L’ opération de carottage au bord du Cher s’effectue avec un marteau à percussion. Sont présents (de gauche à droite) : la chercheuse Frédérique Eyrolle, l’ingénieure Valérie Nicoulaud-Gouin et les techniciens Julien Faramond et David Mourier. - © Célia Goumard/ Médiathèque IRSN

Six scientifiques en géomorphologie fluviale explorent des sections en aval des grands bassins-versants nucléarisés en quête de ces zones et les étudient. Ils appartiennent au Laboratoire de recherche sur les transferts des radionucléides au sein des écosystèmes aquatiques situé à Cadarache, dans les Bouches-du-Rhône.
Ils s’appuient sur des cartes, des photographies aériennes historiques et des sondages géophysiques pour visualiser les stratigraphies jusqu’à plusieurs mètres de profondeur. Les milieux d’accumulation sédimentaires de particules fines intégrant plusieurs décennies de dépôts ne sont pas faciles à trouver. Lorsque le site est repéré, les précieux enregistrements sédimentaires sont collectés à l’aide de carottiers, mètre par mètre. Les carottes livrent leurs premiers secrets : les enregistrements des strates successives révèlent par exemple des crues historiques, constituant des repères chronologiques pour la datation.

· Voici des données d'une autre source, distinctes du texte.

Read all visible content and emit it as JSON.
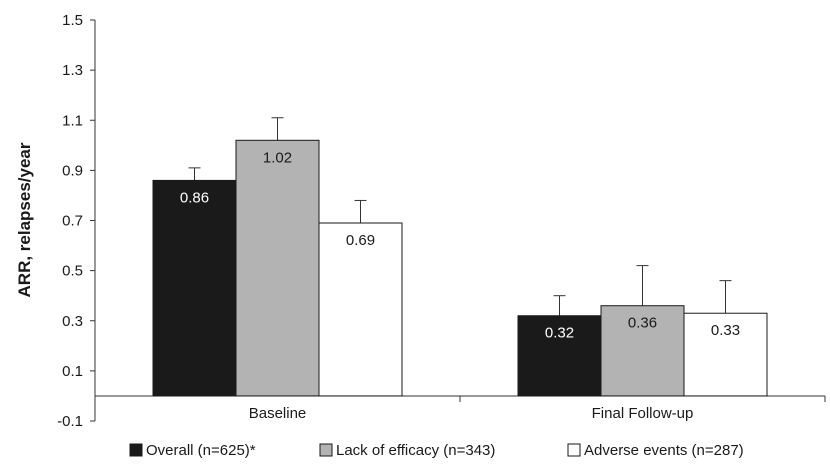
{
  "chart_data": {
    "type": "bar",
    "title": "",
    "xlabel": "",
    "ylabel": "ARR, relapses/year",
    "ylim": [
      -0.1,
      1.5
    ],
    "yticks": [
      -0.1,
      0.1,
      0.3,
      0.5,
      0.7,
      0.9,
      1.1,
      1.3,
      1.5
    ],
    "ytick_labels": [
      "-0.1",
      "0.1",
      "0.3",
      "0.5",
      "0.7",
      "0.9",
      "1.1",
      "1.3",
      "1.5"
    ],
    "categories": [
      "Baseline",
      "Final Follow-up"
    ],
    "grid": false,
    "legend_position": "bottom",
    "series": [
      {
        "name": "Overall (n=625)*",
        "color": "#1a1a1a",
        "label_color": "#ffffff",
        "values": [
          0.86,
          0.32
        ],
        "labels": [
          "0.86",
          "0.32"
        ],
        "error_upper": [
          0.91,
          0.4
        ]
      },
      {
        "name": "Lack of efficacy (n=343)",
        "color": "#b3b3b3",
        "label_color": "#1a1a1a",
        "values": [
          1.02,
          0.36
        ],
        "labels": [
          "1.02",
          "0.36"
        ],
        "error_upper": [
          1.11,
          0.52
        ]
      },
      {
        "name": "Adverse events (n=287)",
        "color": "#ffffff",
        "label_color": "#1a1a1a",
        "values": [
          0.69,
          0.33
        ],
        "labels": [
          "0.69",
          "0.33"
        ],
        "error_upper": [
          0.78,
          0.46
        ]
      }
    ]
  }
}
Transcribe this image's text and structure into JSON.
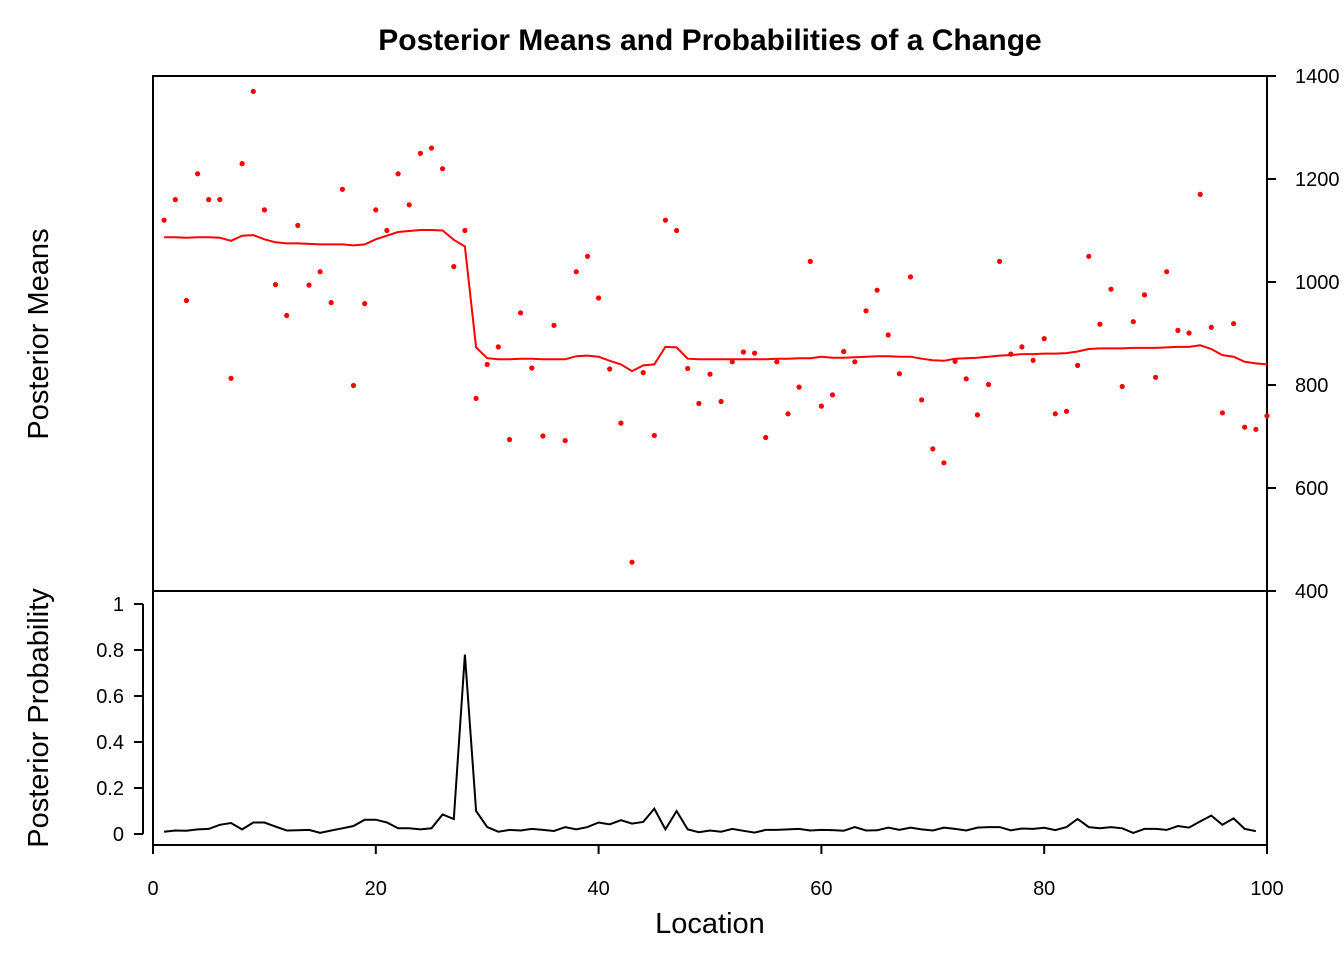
{
  "chart_data": [
    {
      "type": "scatter",
      "title": "Posterior Means and Probabilities of a Change",
      "ylabel": "Posterior Means",
      "xlabel": "",
      "xlim": [
        0,
        100
      ],
      "ylim": [
        400,
        1400
      ],
      "y_axis_side": "right",
      "y_ticks": [
        "400",
        "600",
        "800",
        "1000",
        "1200",
        "1400"
      ],
      "point_color": "#ff0000",
      "line_color": "#ff0000",
      "x": [
        1,
        2,
        3,
        4,
        5,
        6,
        7,
        8,
        9,
        10,
        11,
        12,
        13,
        14,
        15,
        16,
        17,
        18,
        19,
        20,
        21,
        22,
        23,
        24,
        25,
        26,
        27,
        28,
        29,
        30,
        31,
        32,
        33,
        34,
        35,
        36,
        37,
        38,
        39,
        40,
        41,
        42,
        43,
        44,
        45,
        46,
        47,
        48,
        49,
        50,
        51,
        52,
        53,
        54,
        55,
        56,
        57,
        58,
        59,
        60,
        61,
        62,
        63,
        64,
        65,
        66,
        67,
        68,
        69,
        70,
        71,
        72,
        73,
        74,
        75,
        76,
        77,
        78,
        79,
        80,
        81,
        82,
        83,
        84,
        85,
        86,
        87,
        88,
        89,
        90,
        91,
        92,
        93,
        94,
        95,
        96,
        97,
        98,
        99,
        100
      ],
      "observed": [
        1120,
        1160,
        964,
        1210,
        1160,
        1160,
        813,
        1230,
        1370,
        1140,
        995,
        935,
        1110,
        994,
        1020,
        960,
        1180,
        799,
        958,
        1140,
        1100,
        1210,
        1150,
        1250,
        1260,
        1220,
        1030,
        1100,
        774,
        840,
        874,
        694,
        940,
        833,
        701,
        916,
        692,
        1020,
        1050,
        969,
        831,
        726,
        456,
        824,
        702,
        1120,
        1100,
        832,
        764,
        821,
        768,
        845,
        864,
        862,
        698,
        845,
        744,
        796,
        1040,
        759,
        781,
        865,
        845,
        944,
        984,
        897,
        822,
        1010,
        771,
        676,
        649,
        846,
        812,
        742,
        801,
        1040,
        860,
        874,
        848,
        890,
        744,
        749,
        838,
        1050,
        918,
        986,
        797,
        923,
        975,
        815,
        1020,
        906,
        901,
        1170,
        912,
        746,
        919,
        718,
        714,
        740
      ],
      "posterior_mean": [
        1087,
        1087,
        1086,
        1087,
        1087,
        1086,
        1080,
        1090,
        1091,
        1083,
        1077,
        1075,
        1075,
        1074,
        1073,
        1073,
        1073,
        1071,
        1073,
        1083,
        1090,
        1097,
        1099,
        1101,
        1101,
        1100,
        1082,
        1069,
        873,
        852,
        850,
        850,
        851,
        851,
        850,
        850,
        850,
        856,
        857,
        855,
        847,
        840,
        827,
        838,
        840,
        874,
        873,
        851,
        850,
        850,
        850,
        850,
        850,
        850,
        850,
        851,
        851,
        852,
        852,
        855,
        853,
        853,
        854,
        855,
        856,
        856,
        855,
        855,
        851,
        848,
        847,
        851,
        852,
        853,
        855,
        857,
        858,
        860,
        860,
        861,
        861,
        862,
        865,
        870,
        871,
        871,
        871,
        872,
        872,
        872,
        873,
        874,
        874,
        877,
        870,
        858,
        855,
        845,
        842,
        840
      ]
    },
    {
      "type": "line",
      "title": "",
      "ylabel": "Posterior Probability",
      "xlabel": "Location",
      "xlim": [
        0,
        100
      ],
      "ylim": [
        0,
        1
      ],
      "y_ticks": [
        "0",
        "0.2",
        "0.4",
        "0.6",
        "0.8",
        "1"
      ],
      "x_ticks": [
        "0",
        "20",
        "40",
        "60",
        "80",
        "100"
      ],
      "line_color": "#000000",
      "x": [
        1,
        2,
        3,
        4,
        5,
        6,
        7,
        8,
        9,
        10,
        11,
        12,
        13,
        14,
        15,
        16,
        17,
        18,
        19,
        20,
        21,
        22,
        23,
        24,
        25,
        26,
        27,
        28,
        29,
        30,
        31,
        32,
        33,
        34,
        35,
        36,
        37,
        38,
        39,
        40,
        41,
        42,
        43,
        44,
        45,
        46,
        47,
        48,
        49,
        50,
        51,
        52,
        53,
        54,
        55,
        56,
        57,
        58,
        59,
        60,
        61,
        62,
        63,
        64,
        65,
        66,
        67,
        68,
        69,
        70,
        71,
        72,
        73,
        74,
        75,
        76,
        77,
        78,
        79,
        80,
        81,
        82,
        83,
        84,
        85,
        86,
        87,
        88,
        89,
        90,
        91,
        92,
        93,
        94,
        95,
        96,
        97,
        98,
        99
      ],
      "values": [
        0.01,
        0.015,
        0.014,
        0.02,
        0.022,
        0.04,
        0.048,
        0.02,
        0.05,
        0.05,
        0.032,
        0.015,
        0.016,
        0.018,
        0.005,
        0.015,
        0.025,
        0.035,
        0.062,
        0.062,
        0.05,
        0.025,
        0.025,
        0.02,
        0.025,
        0.085,
        0.065,
        0.78,
        0.1,
        0.03,
        0.01,
        0.018,
        0.015,
        0.022,
        0.018,
        0.013,
        0.03,
        0.02,
        0.03,
        0.05,
        0.042,
        0.06,
        0.045,
        0.052,
        0.11,
        0.02,
        0.1,
        0.02,
        0.008,
        0.015,
        0.01,
        0.022,
        0.014,
        0.006,
        0.018,
        0.018,
        0.02,
        0.022,
        0.015,
        0.018,
        0.017,
        0.014,
        0.03,
        0.015,
        0.016,
        0.028,
        0.018,
        0.028,
        0.02,
        0.015,
        0.028,
        0.022,
        0.015,
        0.028,
        0.03,
        0.03,
        0.016,
        0.024,
        0.022,
        0.027,
        0.017,
        0.03,
        0.065,
        0.03,
        0.025,
        0.03,
        0.025,
        0.005,
        0.022,
        0.022,
        0.018,
        0.035,
        0.028,
        0.055,
        0.08,
        0.04,
        0.068,
        0.022,
        0.012
      ]
    }
  ]
}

Les scientifiques doivent trouver des repères

Prélevées sous la forme de longues « carottes », les archives sédimentaires sont conditionnées et étiquetées. Elles sont ensuite transportées au Laboratoire de Cadarache (Bouches-du-Rhône). - © Célia Goumard/ Médiathèque IRSN

Des analyses sont ensuite effectuées. Attribuer une période de dépôt – aussi appelée « modèle d’âge » – à chacune des strates, est crucial. Les experts détectent la première trace de césium 137 à partir de l’archive élaborée avec des sédiments collectés (cet élément est introduit à partir de 1955 par les essais nucléaires) puis, en remontant vers la surface, identifient les pics des retombées atmosphériques des essais aériens (1963), puis de l’accident de Tchernobyl (1986). Avec ces repères, ils déterminent les taux de sédimentations apparents et établissent les premiers modèles d’âge. Plus de 40 mètres d’enregistrements datés sont produits.
Les profondeurs des dépôts successifs étant désormais converties en âges, les séries temporelles des contaminants sont reconstituées depuis le début du siècle dernier. Les archives parlent et révèlent les radionucléides artificiels et naturels, les microplastiques et leurs dérivés, et certains métaux critiques (c’est-à-dire en quantités restreintes à l’échelle du globe).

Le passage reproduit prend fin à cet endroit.